2.-Que el artículo 42.1.c. de la Ley 58/2003 no permite la derivación '...al segundo o ulteriores adquirentes.... '.

3.-Que en diversos modelos presentados a la Administración por Dos Cañas, Sociedad Limitada, '...se identifica un teléfono y una persona de contacto', sin que se intentase ahí la practica de notificaciones ya que tanto la notificación del inicio de las actuaciones tributarias como la notificación de las liquidaciones se comunicó a Dos Cañas, Sociedad Limitada, mediante 'notificación por comparecencia' - artículo 112 de la Ley 58/2003 -, lo que tuvo lugar una vez que '...se intentó notificar en el domicilio social y en el domicilio de los administradores siendo ambos intentos inútiles'.

4.-Que la liquidación del IVA y la liquidación del impuesto sobre sociedades, ejercicio 2005, se intentó dos veces en el domicilio de la sociedad, una y otra en días distintos pero no en horas distintas ya que lo fueron '...a las 13,00 horas y alas 12,15 horas, respectivamente'.

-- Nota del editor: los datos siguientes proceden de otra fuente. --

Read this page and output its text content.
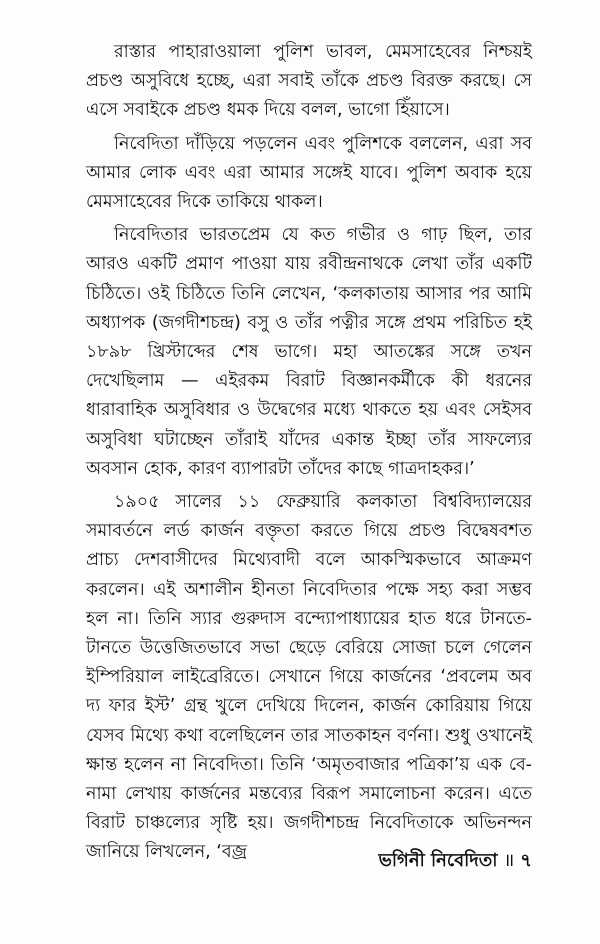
রাস্তার পাহারাওয়ালা পুলিশ ভাবল, মেমসাহেবের নিশ্চয়ই প্রচণ্ড অসুবিধে হচ্ছে, এরা সবাই তাঁকে প্রচণ্ড বিরক্ত করছে। সে এসে সবাইকে প্রচণ্ড ধমক দিয়ে বলল, ভাগো হিঁয়াসে।

নিবেদিতা দাঁড়িয়ে পড়লেন এবং পুলিশকে বললেন, এরা সব আমার লোক এবং এরা আমার সঙ্গেই যাবে। পুলিশ অবাক হয়ে মেমসাহেবের দিকে তাকিয়ে থাকল।

নিবেদিতার ভারতপ্রেম যে কত গভীর ও গাঢ় ছিল, তার আরও একটি প্রমাণ পাওয়া যায় রবীন্দ্রনাথকে লেখা তাঁর একটি চিঠিতে। ওই চিঠিতে তিনি লেখেন, ‘কলকাতায় আসার পর আমি অধ্যাপক (জগদীশচন্দ্র) বসু ও তাঁর পত্নীর সঙ্গে প্রথম পরিচিত হই ১৮৯৮ খ্রিস্টাব্দের শেষ ভাগে। মহা আতঙ্কের সঙ্গে তখন দেখেছিলাম — এইরকম বিরাট বিজ্ঞানকর্মীকে কী ধরনের ধারাবাহিক অসুবিধার ও উদ্বেগের মধ্যে থাকতে হয় এবং সেইসব অসুবিধা ঘটাচ্ছেন তাঁরাই যাঁদের একান্ত ইচ্ছা তাঁর সাফল্যের অবসান হোক, কারণ ব্যাপারটা তাঁদের কাছে গাত্রদাহকর।’

১৯০৫ সালের ১১ ফেব্রুয়ারি কলকাতা বিশ্ববিদ্যালয়ের সমাবর্তনে লর্ড কার্জন বক্তৃতা করতে গিয়ে প্রচণ্ড বিদ্বেষবশত প্রাচ্য দেশবাসীদের মিথ্যেবাদী বলে আকস্মিকভাবে আক্রমণ করলেন। এই অশালীন হীনতা নিবেদিতার পক্ষে সহ্য করা সম্ভব হল না। তিনি স্যার গুরুদাস বন্দ্যোপাধ্যায়ের হাত ধরে টানতে-টানতে উত্তেজিতভাবে সভা ছেড়ে বেরিয়ে সোজা চলে গেলেন ইম্পিরিয়াল লাইব্রেরিতে। সেখানে গিয়ে কার্জনের ‘প্রবলেম অব দ্য ফার ইস্ট’ গ্রন্থ খুলে দেখিয়ে দিলেন, কার্জন কোরিয়ায় গিয়ে যেসব মিথ্যে কথা বলেছিলেন তার সাতকাহন বর্ণনা। শুধু ওখানেই ক্ষান্ত হলেন না নিবেদিতা। তিনি ‘অমৃতবাজার পত্রিকা’য় এক বে-নামা লেখায় কার্জনের মন্তব্যের বিরূপ সমালোচনা করেন। এতে বিরাট চাঞ্চল্যের সৃষ্টি হয়। জগদীশচন্দ্র নিবেদিতাকে অভিনন্দন জানিয়ে লিখলেন, ‘বজ্র	ভগিনী নিবেদিতা ॥ ৭
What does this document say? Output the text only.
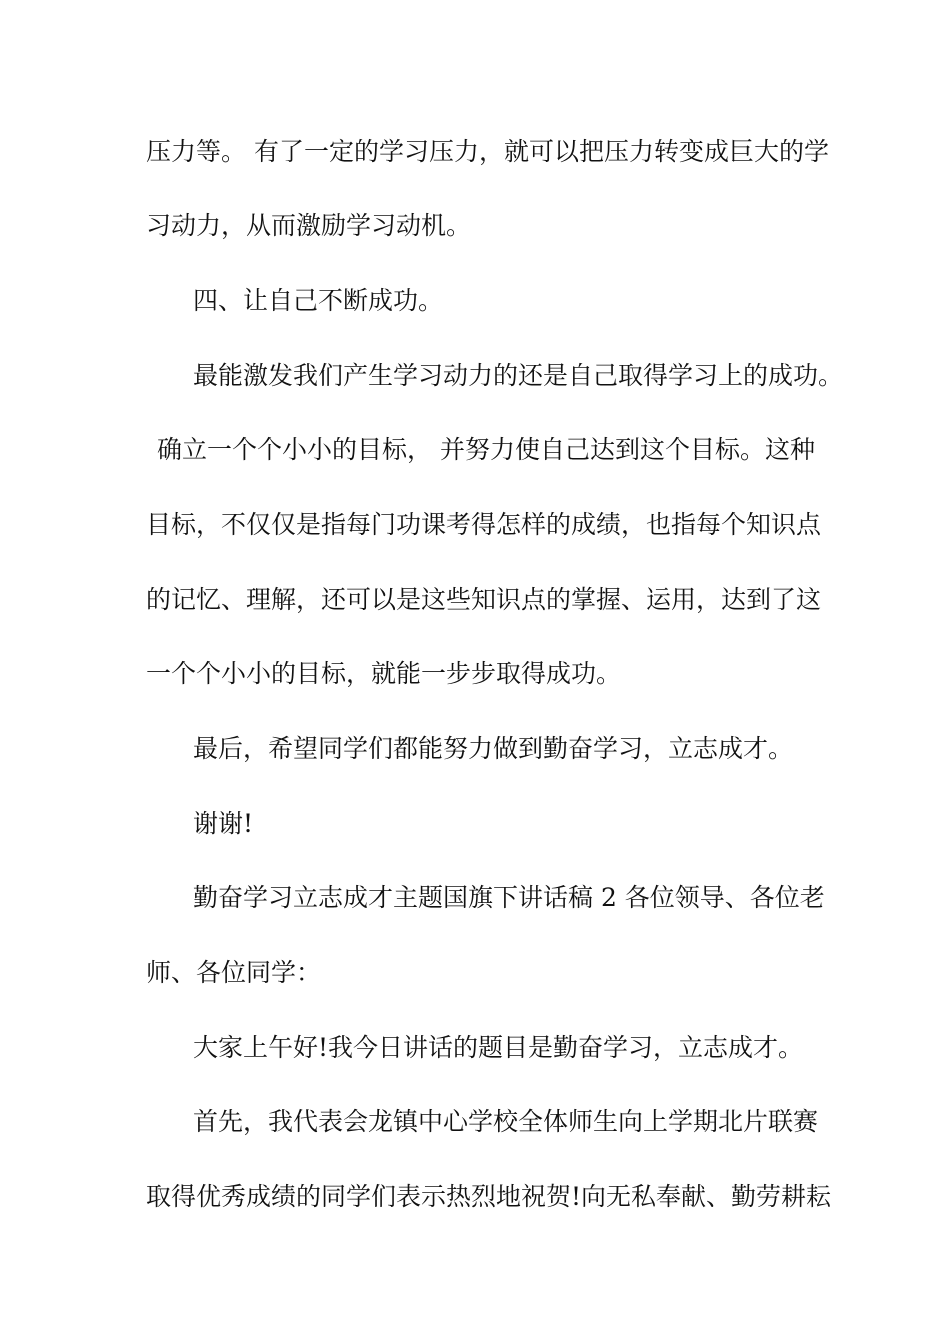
压力等。 有了一定的学习压力，就可以把压力转变成巨大的学
习动力，从而激励学习动机。
四、让自己不断成功。
最能激发我们产生学习动力的还是自己取得学习上的成功。
确立一个个小小的目标， 并努力使自己达到这个目标。这种
目标，不仅仅是指每门功课考得怎样的成绩，也指每个知识点
的记忆、理解，还可以是这些知识点的掌握、运用，达到了这
一个个小小的目标，就能一步步取得成功。
最后，希望同学们都能努力做到勤奋学习，立志成才。
谢谢!
勤奋学习立志成才主题国旗下讲话稿 2 各位领导、各位老
师、各位同学：
大家上午好!我今日讲话的题目是勤奋学习，立志成才。
首先，我代表会龙镇中心学校全体师生向上学期北片联赛
取得优秀成绩的同学们表示热烈地祝贺!向无私奉献、勤劳耕耘
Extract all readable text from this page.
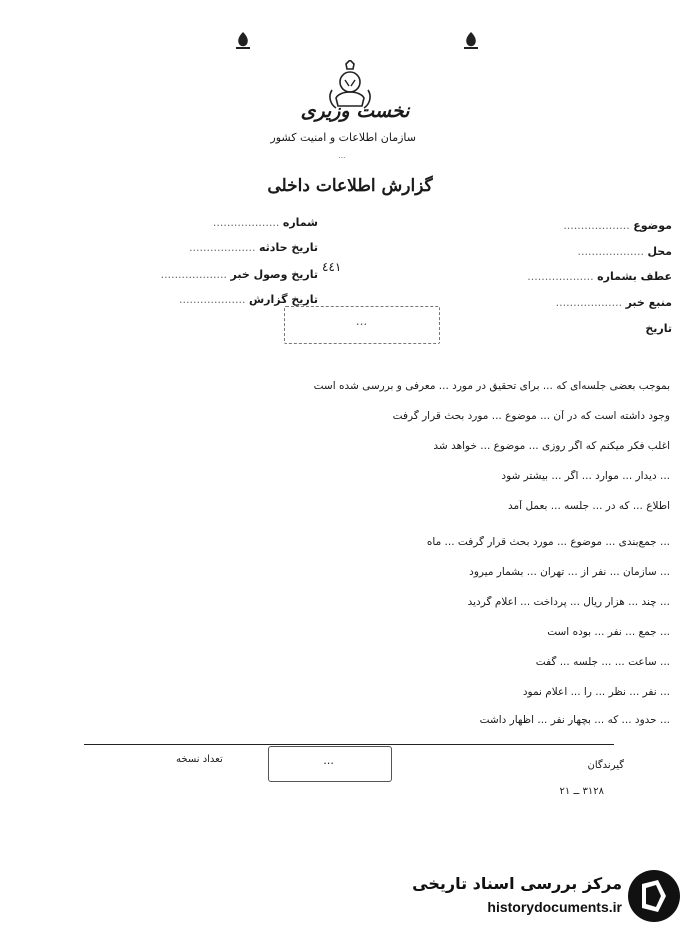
نخست وزیری
سازمان اطلاعات و امنیت کشور
...
گزارش اطلاعات داخلی
موضوع ...................
محل ...................
عطف بشماره ...................
منبع خبر ...................
تاریخ
شماره ...................
تاریخ حادثه ...................
تاریخ وصول خبر ...................
تاریخ گزارش ...................
٤٤١
...
بموجب بعضی جلسه‌ای که ... برای تحقیق در مورد ... معرفی و بررسی شده است
وجود داشته است که در آن ... موضوع ... مورد بحث قرار گرفت
اغلب فکر میکنم که اگر روزی ... موضوع ... خواهد شد
... دیدار ... موارد ... اگر ... بیشتر شود
اطلاع ... که در ... جلسه ... بعمل آمد
... جمع‌بندی ... موضوع ... مورد بحث قرار گرفت ... ماه
... سازمان ... نفر از ... تهران ... بشمار میرود
... چند ... هزار ریال ... پرداخت ... اعلام گردید
... جمع ... نفر ... بوده است
... ساعت ... ... جلسه ... گفت
... نفر ... نظر ... را ... اعلام نمود
... حدود ... که ... بچهار نفر ... اظهار داشت
گیرندگان
تعداد نسخه	...
٣١٢٨ ــ ٢١
مرکز بررسی اسناد تاریخی
historydocuments.ir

5.-Que '...la notificación de la sanción adolece de idénticos defectos....al ser realizada en los mismos días y horas, sin que conste en el expediente notificación alguna de la apertura del expediente sancionador'.

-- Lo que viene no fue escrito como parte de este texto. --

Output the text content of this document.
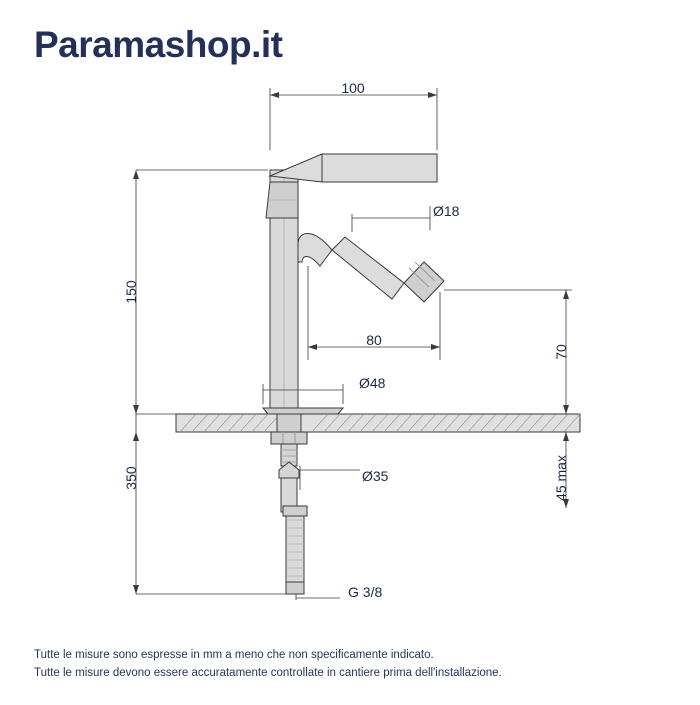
Paramashop.it
100
Ø18
150
80
70
Ø48
350	Ø35	45 max
G 3/8
Tutte le misure sono espresse in mm a meno che non specificamente indicato.
Tutte le misure devono essere accuratamente controllate in cantiere prima dell'installazione.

6.-Que el régimen de estimación indirecta en relación al impuesto sobre sociedades, ejercicio 2005, lo que se llevó a cabo '...mediante media de rendimientos de diversas empresas del sector....', no era procedente ya que se contaba con la declaración del ejercicio anterior, que no fue cuestionada por la Administración, con lo que '....habría sido mucho más apropiado e intachable aplicar el mismo margen comercial....'.

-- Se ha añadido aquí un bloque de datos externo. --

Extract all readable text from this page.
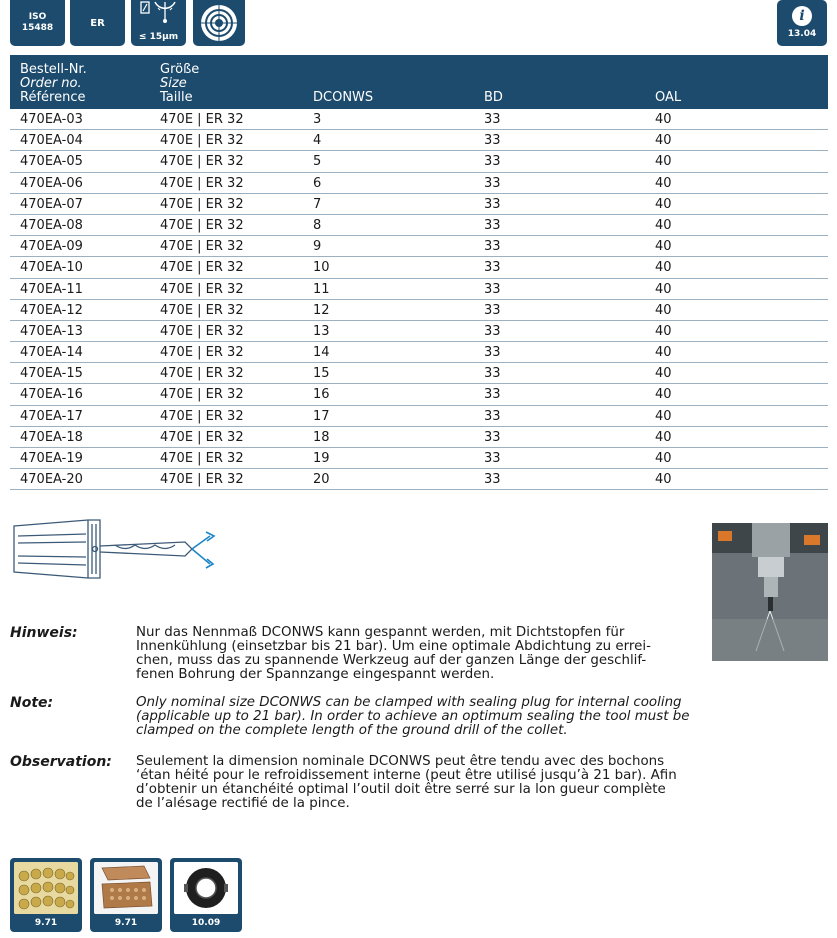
ISO
15488	ER
≤ 15µm
i
13.04
Bestell-Nr.
Order no.
Référence
Größe
Size
Taille	DCONWS	BD	OAL
470EA-03	470E | ER 32	3	33	40
470EA-04	470E | ER 32	4	33	40
470EA-05	470E | ER 32	5	33	40
470EA-06	470E | ER 32	6	33	40
470EA-07	470E | ER 32	7	33	40
470EA-08	470E | ER 32	8	33	40
470EA-09	470E | ER 32	9	33	40
470EA-10	470E | ER 32	10	33	40
470EA-11	470E | ER 32	11	33	40
470EA-12	470E | ER 32	12	33	40
470EA-13	470E | ER 32	13	33	40
470EA-14	470E | ER 32	14	33	40
470EA-15	470E | ER 32	15	33	40
470EA-16	470E | ER 32	16	33	40
470EA-17	470E | ER 32	17	33	40
470EA-18	470E | ER 32	18	33	40
470EA-19	470E | ER 32	19	33	40
470EA-20	470E | ER 32	20	33	40
Hinweis:	Nur das Nennmaß DCONWS kann gespannt werden, mit Dichtstopfen für
Innenkühlung (einsetzbar bis 21 bar). Um eine optimale Abdichtung zu errei-
chen, muss das zu spannende Werkzeug auf der ganzen Länge der geschlif-
fenen Bohrung der Spannzange eingespannt werden.
Note:	Only nominal size DCONWS can be clamped with sealing plug for internal cooling
(applicable up to 21 bar). In order to achieve an optimum sealing the tool must be
clamped on the complete length of the ground drill of the collet.
Observation: Seulement la dimension nominale DCONWS peut être tendu avec des bochons
‘étan héité pour le refroidissement interne (peut être utilisé jusqu’à 21 bar). Afin
d’obtenir un étanchéité optimal l’outil doit être serré sur la lon gueur complète
de l’alésage rectifié de la pince.
9.71	9.71	10.09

7.- Que en relación a notificación de la liquidación de retenciones 2004 a Cañas 2003 ocurre igualmente que los dos intentos, llevados a cabo en días distintos, lo fueron a las 10,58 horas y 11,13 horas, respectivamente, con lo que '...el procedimiento que tuvo su inicio con la propuesta de liquidación de fecha 22/8/2005 debería ser declarado caducado'; y en cuanto al expediente sancionador referido a esa liquidación se alega también la caducidad.

SEGUNDO.- Sobre el derecho de los responsables a cuestionar las deudas tributarias que les han sido derivadas.

Tenemos que reiterar ahora lo que la Sala ya ha señalado en la sentencia número 839/2011 .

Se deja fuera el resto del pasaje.